Lord John Stevens, Britain's former top policeman who headed the British investigation into the crash, said he hoped the verdict would put an end to conspiracy theories which have swirled around the case for the past decade.

"I do hope everybody can take this verdict as being closure to this particularly tragic incident and the people who have died will be allowed to rest in peace," he said, urging Al Fayed to keep his promise to respect the jury's decision.

The inquest heard from some 250 witnesses, while the jurors also travelled to Paris to see the scene of the accident, the Alma underpass, for themselves.

Diana's former butler Paul Burrell was among the most high-profile witnesses to take the stand, but his evidence was severely criticised by the judge who said he had been selective with the truth.

Others whose testimony gripped the court included Pakistani surgeon Hasnat Khan, who had a two-year romance with the princess, and Trevor Rees, the bodyguard who was with the couple on the fatal drive from Paris' Hotel Ritz.

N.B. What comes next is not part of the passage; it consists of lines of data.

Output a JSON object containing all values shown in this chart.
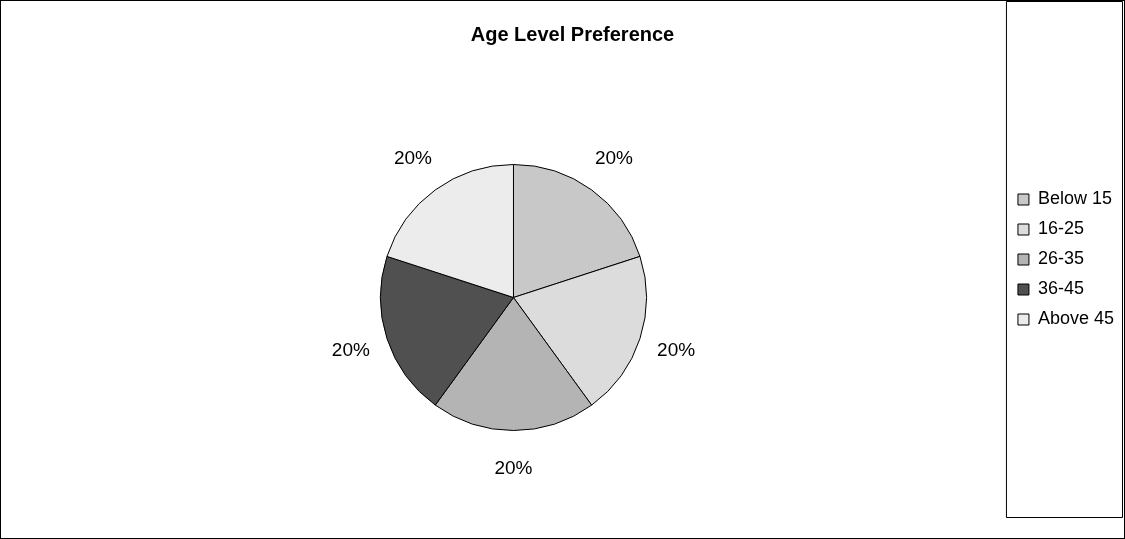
{
  "chart_data": {
    "type": "pie",
    "title": "Age Level Preference",
    "categories": [
      "Below 15",
      "16-25",
      "26-35",
      "36-45",
      "Above 45"
    ],
    "values": [
      20,
      20,
      20,
      20,
      20
    ],
    "value_labels": [
      "20%",
      "20%",
      "20%",
      "20%",
      "20%"
    ],
    "colors": [
      "#c8c8c8",
      "#dcdcdc",
      "#b4b4b4",
      "#505050",
      "#ececec"
    ],
    "legend": "right"
  }
}
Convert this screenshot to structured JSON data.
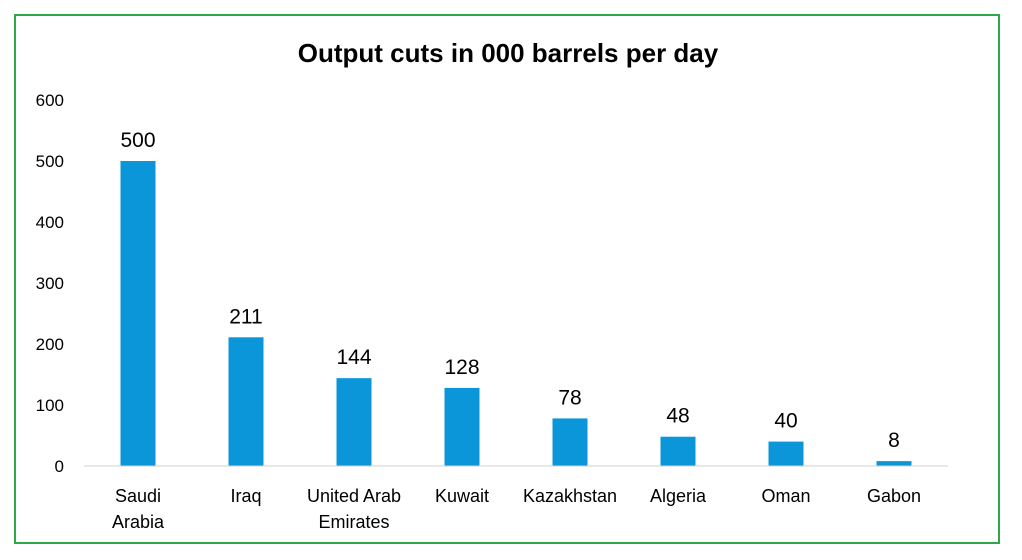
{
  "chart_data": {
    "type": "bar",
    "title": "Output cuts in 000 barrels per day",
    "xlabel": "",
    "ylabel": "",
    "categories": [
      [
        "Saudi",
        "Arabia"
      ],
      [
        "Iraq"
      ],
      [
        "United Arab",
        "Emirates"
      ],
      [
        "Kuwait"
      ],
      [
        "Kazakhstan"
      ],
      [
        "Algeria"
      ],
      [
        "Oman"
      ],
      [
        "Gabon"
      ]
    ],
    "values": [
      500,
      211,
      144,
      128,
      78,
      48,
      40,
      8
    ],
    "data_labels": [
      "500",
      "211",
      "144",
      "128",
      "78",
      "48",
      "40",
      "8"
    ],
    "ylim": [
      0,
      600
    ],
    "yticks": [
      0,
      100,
      200,
      300,
      400,
      500,
      600
    ],
    "grid": false,
    "legend": "none",
    "bar_color": "#0a96d8",
    "frame_color": "#2ea84a"
  }
}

Jurors were given five possible verdicts they could reach:

-- Unlawful killing through grossly negligent driving by some or all of the pursuing paparazzi photographers;

-- Unlawful killing through grossly negligent driving by Paul;

-- Unlawful killing as a combination of the driving of both the paparazzi and Paul;

-- Accidental death;

-- An open verdict.

Two previous police investigations -- one French and one British -- concluded that the deaths were a tragic accident and that Paul was over the drink-drive limit speeding to get away from chasing photographers.

The death of Diana, the ex-wife of Prince Charles, the heir to the throne, plunged Britain into days of mourning, with thousands of people leaving flowers outside her Kensington Palace residence in London.